In the cases where companies have been all suits they have also been pretty sketchy. (Probably outright criminal but I didn't investigate further.)
Step One
Step Two
That's patching it the smart way.
https://www.youtube.com/watch?v=tke07oW5zN4
your welcome
except these good automation tools were available for the past 10 years. If they showed this to me in 2005 I would be very impressed. Now it's easy to do for almost anyone. cobbler for provisioning and puppet for config management work wonders, I didn't work with new config management frameworks (salt,chef etc) so I can't comment on them but I heard they are even better.
It's not a Red Hat based distro, it's just a Red Hat distro.
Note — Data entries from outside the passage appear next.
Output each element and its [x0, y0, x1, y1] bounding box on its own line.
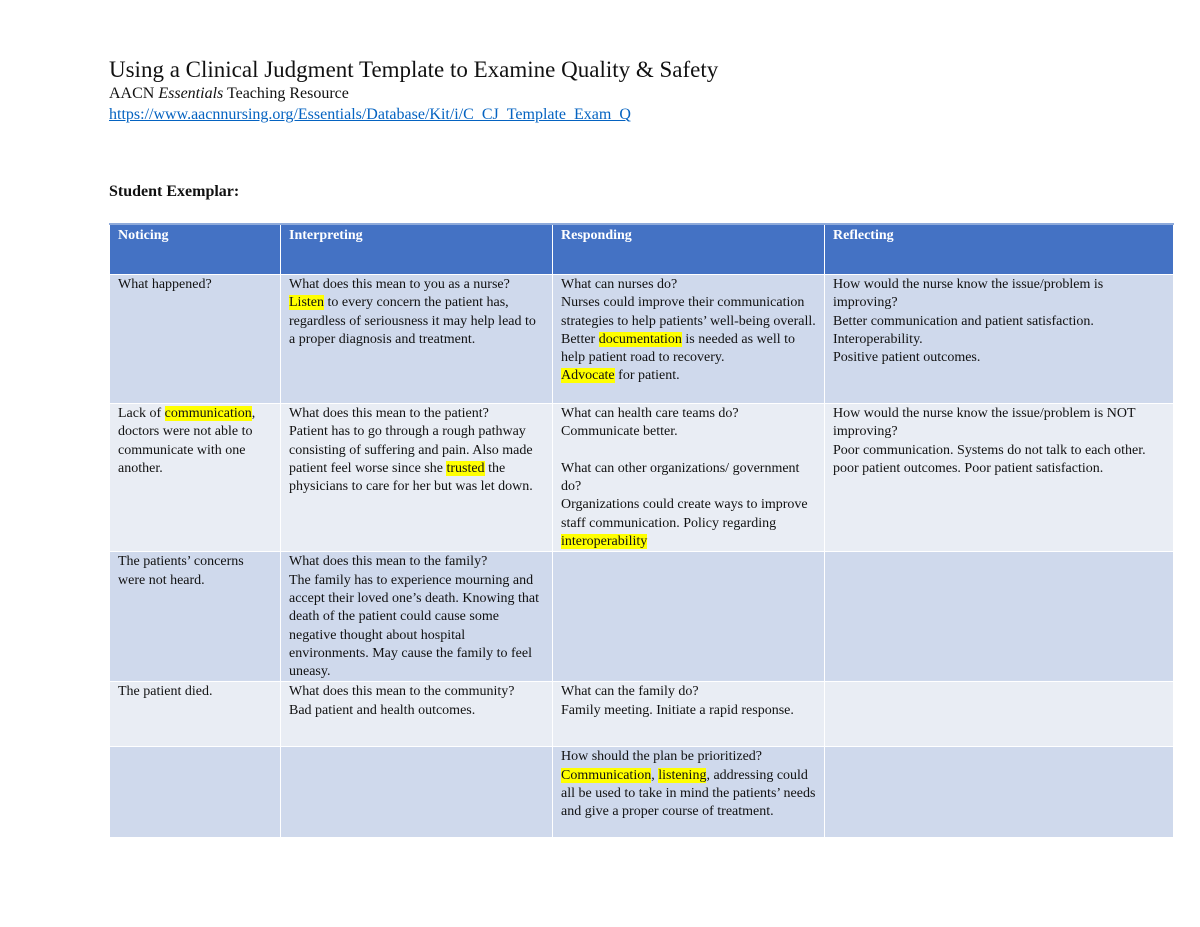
- cell-paragraph: [833, 442, 1165, 479]
- table-row: [110, 747, 1174, 838]
- subtitle-emphasis: Essentials: [158, 85, 224, 102]
- table-cell-noticing: [110, 275, 281, 404]
- cell-text: Poor communication. Systems do not talk to each other. poor patient outcomes. Poor patient satisfaction.: [833, 442, 1146, 476]
- column-header-interpreting: Interpreting: [281, 224, 553, 275]
- cell-text: to every concern the patient has, regardless of seriousness it may help lead to a proper diagnosis and treatment.: [289, 295, 536, 347]
- table-row: [110, 404, 1174, 552]
- clinical-judgment-table: [109, 223, 1174, 838]
- cell-paragraph: [561, 367, 816, 385]
- cell-text: The family has to experience mourning and accept their loved one’s death. Knowing that death of the patient could cause some negative thought about hospital environments. May cause the family to feel uneasy.: [289, 572, 539, 680]
- cell-text: Interoperability.: [833, 331, 923, 347]
- cell-paragraph: [561, 748, 816, 766]
- highlighted-text: Communication: [561, 767, 652, 783]
- cell-paragraph: [561, 460, 816, 497]
- cell-paragraph: [561, 683, 816, 701]
- subtitle-prefix: AACN: [109, 85, 159, 102]
- cell-paragraph: [561, 442, 816, 460]
- table-cell-responding: [553, 552, 825, 682]
- cell-text: , addressing could all be used to take in mind the patients’ needs and give a proper course of treatment.: [561, 767, 816, 820]
- table-cell-interpreting: [281, 275, 553, 404]
- cell-paragraph: [561, 405, 816, 423]
- cell-paragraph: [561, 702, 816, 720]
- column-header-noticing: Noticing: [110, 224, 281, 275]
- cell-paragraph: [118, 405, 272, 478]
- cell-text: What can health care teams do?: [561, 406, 739, 421]
- cell-paragraph: [118, 683, 272, 701]
- table-cell-reflecting: [825, 275, 1174, 404]
- cell-text: Lack of: [118, 406, 165, 421]
- cell-text: The patients’ concerns were not heard.: [118, 554, 244, 588]
- cell-text: Positive patient outcomes.: [833, 350, 981, 366]
- table-cell-responding: [553, 275, 825, 404]
- cell-paragraph: [118, 276, 272, 294]
- highlighted-text: listening: [658, 767, 707, 783]
- cell-text: Organizations could create ways to improve staff communication. Policy regarding: [561, 497, 808, 531]
- document-subtitle: [109, 84, 1173, 103]
- table-cell-interpreting: [281, 682, 553, 747]
- cell-text: Communicate better.: [561, 424, 678, 440]
- table-cell-responding: [553, 682, 825, 747]
- cell-paragraph: [289, 553, 544, 571]
- cell-text: Patient has to go through a rough pathway consisting of suffering and pain. Also made patient feel worse since she: [289, 424, 533, 476]
- highlighted-text: interoperability: [561, 534, 648, 550]
- cell-text: What can the family do?: [561, 684, 699, 700]
- highlighted-text: Advocate: [561, 368, 615, 384]
- document-page: [109, 56, 1173, 820]
- cell-text: Nurses could improve their communication strategies to help patients’ well-being overall. Better: [561, 295, 816, 347]
- cell-text: the physicians to care for her but was let down.: [289, 460, 533, 495]
- highlighted-text: Listen: [289, 295, 324, 311]
- cell-text: Better communication and patient satisfaction.: [833, 313, 1094, 329]
- table-body: [110, 275, 1174, 838]
- cell-text: Bad patient and health outcomes.: [289, 702, 476, 718]
- table-cell-noticing: [110, 404, 281, 552]
- table-cell-reflecting: [825, 747, 1174, 838]
- cell-text: What happened?: [118, 277, 212, 292]
- resource-link[interactable]: https://www.aacnnursing.org/Essentials/Database/Kit/i/C_CJ_Template_Exam_Q: [109, 106, 631, 123]
- column-header-reflecting: Reflecting: [825, 224, 1174, 275]
- highlighted-text: trusted: [446, 460, 485, 476]
- cell-paragraph: [561, 294, 816, 367]
- cell-paragraph: [561, 423, 816, 441]
- table-row: [110, 682, 1174, 747]
- cell-text: The patient died.: [118, 684, 213, 700]
- cell-text: How would the nurse know the issue/problem is improving?: [833, 277, 1104, 311]
- table-cell-interpreting: [281, 552, 553, 682]
- cell-paragraph: [833, 349, 1165, 367]
- cell-paragraph: [561, 276, 816, 294]
- cell-text: What does this mean to the community?: [289, 684, 515, 700]
- table-cell-noticing: [110, 682, 281, 747]
- cell-paragraph: [833, 331, 1165, 349]
- cell-text: for patient.: [614, 368, 680, 384]
- cell-paragraph: [289, 276, 544, 294]
- cell-text: What does this mean to the patient?: [289, 406, 489, 421]
- cell-text: , doctors were not able to communicate with one another.: [118, 406, 256, 476]
- table-cell-interpreting: [281, 747, 553, 838]
- cell-text: is needed as well to help patient road to recovery.: [561, 331, 796, 366]
- subtitle-suffix: Teaching Resource: [223, 85, 349, 102]
- cell-paragraph: [561, 767, 816, 822]
- cell-text: ,: [651, 767, 659, 783]
- cell-paragraph: [833, 313, 1165, 331]
- section-label: Student Exemplar:: [109, 183, 240, 200]
- table-cell-noticing: [110, 552, 281, 682]
- cell-text: What does this mean to you as a nurse?: [289, 277, 510, 292]
- cell-text: How should the plan be prioritized?: [561, 749, 763, 765]
- table-cell-interpreting: [281, 404, 553, 552]
- cell-paragraph: [118, 553, 272, 590]
- document-title: Using a Clinical Judgment Template to Examine Quality & Safety: [109, 57, 719, 82]
- cell-text: Family meeting. Initiate a rapid response.: [561, 702, 794, 718]
- table-cell-responding: [553, 404, 825, 552]
- cell-paragraph: [289, 294, 544, 349]
- table-row: [110, 275, 1174, 404]
- cell-paragraph: [289, 405, 544, 423]
- cell-paragraph: [289, 683, 544, 701]
- highlighted-text: documentation: [598, 331, 682, 347]
- table-cell-noticing: [110, 747, 281, 838]
- cell-paragraph: [289, 572, 544, 682]
- cell-paragraph: [833, 405, 1165, 442]
- cell-text: What does this mean to the family?: [289, 554, 488, 570]
- table-cell-reflecting: [825, 404, 1174, 552]
- table-cell-reflecting: [825, 552, 1174, 682]
- cell-text: How would the nurse know the issue/problem is NOT improving?: [833, 406, 1136, 440]
- cell-text: What can other organizations/ government do?: [561, 460, 800, 495]
- cell-paragraph: [833, 276, 1165, 313]
- cell-paragraph: [289, 702, 544, 720]
- cell-text: What can nurses do?: [561, 277, 678, 292]
- table-row: [110, 552, 1174, 682]
- table-header-row: [110, 224, 1174, 275]
- cell-paragraph: [289, 423, 544, 496]
- table-cell-responding: [553, 747, 825, 838]
- highlighted-text: communication: [164, 406, 252, 421]
- column-header-responding: Responding: [553, 224, 825, 275]
- table-cell-reflecting: [825, 682, 1174, 747]
- cell-paragraph: [561, 496, 816, 551]
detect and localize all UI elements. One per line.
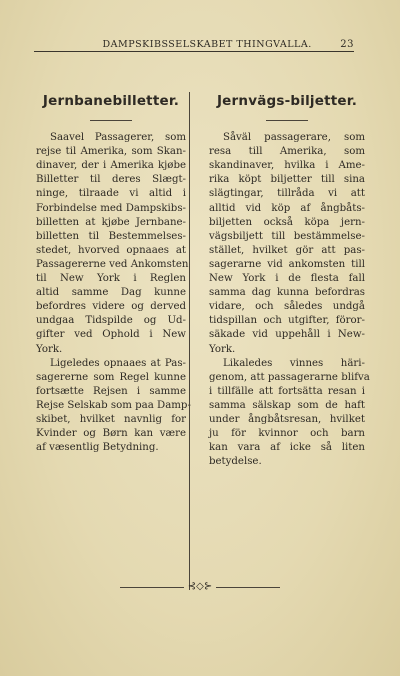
text-line: New York i de flesta fall: [209, 273, 365, 285]
text-line: vidare, och således undgå: [209, 301, 365, 313]
text-line: skandinaver, hvilka i Ame-: [209, 160, 365, 172]
swedish-column: [209, 93, 370, 469]
text-line: gifter ved Ophold i New: [36, 329, 186, 341]
text-line: sagererne som Regel kunne: [36, 371, 186, 383]
text-line: Passagererne ved Ankomsten: [36, 258, 189, 270]
text-line: Rejse Selskab som paa Damp-: [36, 399, 191, 411]
text-line: tidspillan och utgifter, föror-: [209, 315, 365, 327]
text-line: kan vara af icke så liten: [209, 442, 365, 454]
heading-rule: [266, 120, 308, 121]
text-line: under ångbåtsresan, hvilket: [209, 413, 365, 425]
text-line: undgaa Tidspilde og Ud-: [36, 315, 186, 327]
text-line: resa till Amerika, som: [209, 146, 365, 158]
text-line: slägtingar, tillråda vi att: [209, 188, 365, 200]
text-line: biljetten också köpa jern-: [209, 216, 365, 228]
text-line: alltid vid köp af ångbåts-: [209, 202, 365, 214]
text-line: stället, hvilket gör att pas-: [209, 244, 365, 256]
running-header: [34, 34, 354, 50]
text-line: vägsbiljett till bestämmelse-: [209, 230, 365, 242]
text-line: säkade vid uppehåll i New-: [209, 329, 365, 341]
text-line: rika köpt biljetter till sina: [209, 174, 365, 186]
paragraph: [209, 131, 365, 357]
text-line: altid samme Dag kunne: [36, 287, 186, 299]
text-line: sagerarne vid ankomsten till: [209, 258, 365, 270]
end-ornament: [120, 582, 280, 592]
text-line: i tillfälle att fortsätta resan i: [209, 385, 365, 397]
text-line: Saavel Passagerer, som: [50, 132, 186, 144]
ornament-rule: [216, 587, 280, 588]
text-line: skibet, hvilket navnlig for: [36, 413, 186, 425]
ornament-knot: ⊰◇⊱: [187, 581, 213, 592]
text-line: York.: [209, 343, 236, 355]
text-line: rejse til Amerika, som Skan-: [36, 146, 186, 158]
page-number: 23: [340, 39, 354, 50]
header-rule: [34, 51, 354, 52]
text-line: York.: [36, 343, 63, 355]
text-line: betydelse.: [209, 456, 262, 468]
running-title: DAMPSKIBSSELSKABET THINGVALLA.: [102, 39, 312, 50]
text-line: Ligeledes opnaaes at Pas-: [50, 357, 186, 369]
text-line: billetten til Bestemmelses-: [36, 230, 186, 242]
text-line: fortsætte Rejsen i samme: [36, 385, 186, 397]
text-line: billetten at kjøbe Jernbane-: [36, 216, 186, 228]
ornament-rule: [120, 587, 184, 588]
text-line: befordres videre og derved: [36, 301, 186, 313]
paragraph: [36, 131, 189, 357]
paragraph: [36, 357, 191, 456]
paragraph: [209, 357, 370, 470]
text-line: Likaledes vinnes häri-: [223, 357, 365, 369]
text-line: Kvinder og Børn kan være: [36, 428, 186, 440]
text-line: til New York i Reglen: [36, 273, 186, 285]
heading-rule: [90, 120, 132, 121]
danish-body: [36, 131, 191, 455]
column-divider: [189, 92, 190, 590]
text-line: ninge, tilraade vi altid i: [36, 188, 186, 200]
text-line: genom, att passagerarne blifva: [209, 371, 370, 383]
swedish-body: [209, 131, 370, 469]
danish-heading: Jernbanebilletter.: [42, 93, 180, 109]
text-line: dinaver, der i Amerika kjøbe: [36, 160, 186, 172]
danish-column: [36, 93, 191, 455]
text-line: ju för kvinnor och barn: [209, 428, 365, 440]
text-line: Forbindelse med Dampskibs-: [36, 202, 186, 214]
text-line: af væsentlig Betydning.: [36, 442, 159, 454]
text-line: samma dag kunna befordras: [209, 287, 365, 299]
swedish-heading: Jernvägs-biljetter.: [216, 93, 358, 109]
text-line: Billetter til deres Slægt-: [36, 174, 186, 186]
text-line: Såväl passagerare, som: [223, 132, 365, 144]
text-line: stedet, hvorved opnaaes at: [36, 244, 186, 256]
text-line: samma sälskap som de haft: [209, 399, 365, 411]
"The key was having a consistent approach to system management, which begins with a well-defined Standard Operating Environment (SOE). Additionally, Glantz has defined a lifecycle management plan that describes the lifecycle of how Linux will be used at Ikea for the next seven years."
And why I regard DevOps as a disaster in the making. While "DevOps" isn't bad for small companies, like ones I've worked for, where you 'wear many hats' or a rapidly moving R and D environment it is very dangerous in a real production environment. Of course clueless management will use "DevOps" as a cost cutting measure and then after the disaster fire everyone and outsource everything, often with even worse results, for what is essentially bad management.
But hey, they were Agile, Nimble, flexible, idiot sourced, and buzz word compliant.
putting the 'B' in LGBTQ+
Is a video of the presentation available online? So far, I've only found the entry of the presentation in the agenda for the redhat summit.
That only does one machine. Neither apt-get, nor yum will login to the other 3499 machines.
Perhaps you thought he was giving a presentation on "How to upgrade one machine".
ikea has a, rhel server for every 42 employees (less than, actually, because they have 'more than' 3500 servers, not 'just' 3500).
i know they have factory operations, online presence, corporate accounting/crm, multiple regions and locations across the globe, but still, that's just the rhel ones, not the servers they no doubt have that run windows or a flavor of *nix other than rhel... wtf?
Go to satellite, click on errata, set it to update. If you have it set up for communications Ikea would probably have been done in a half hour at the most. Otherwise, when they check in. Up to 4 hours later.
What's the big deal?
That article in the link is one of the worst I have ever read. No details are given about how they patched their systems. I'm assuming (like others) that they used "yum" to install the update. But no details are given about exactly what they did or how they handled it. Don't waste your time with the link.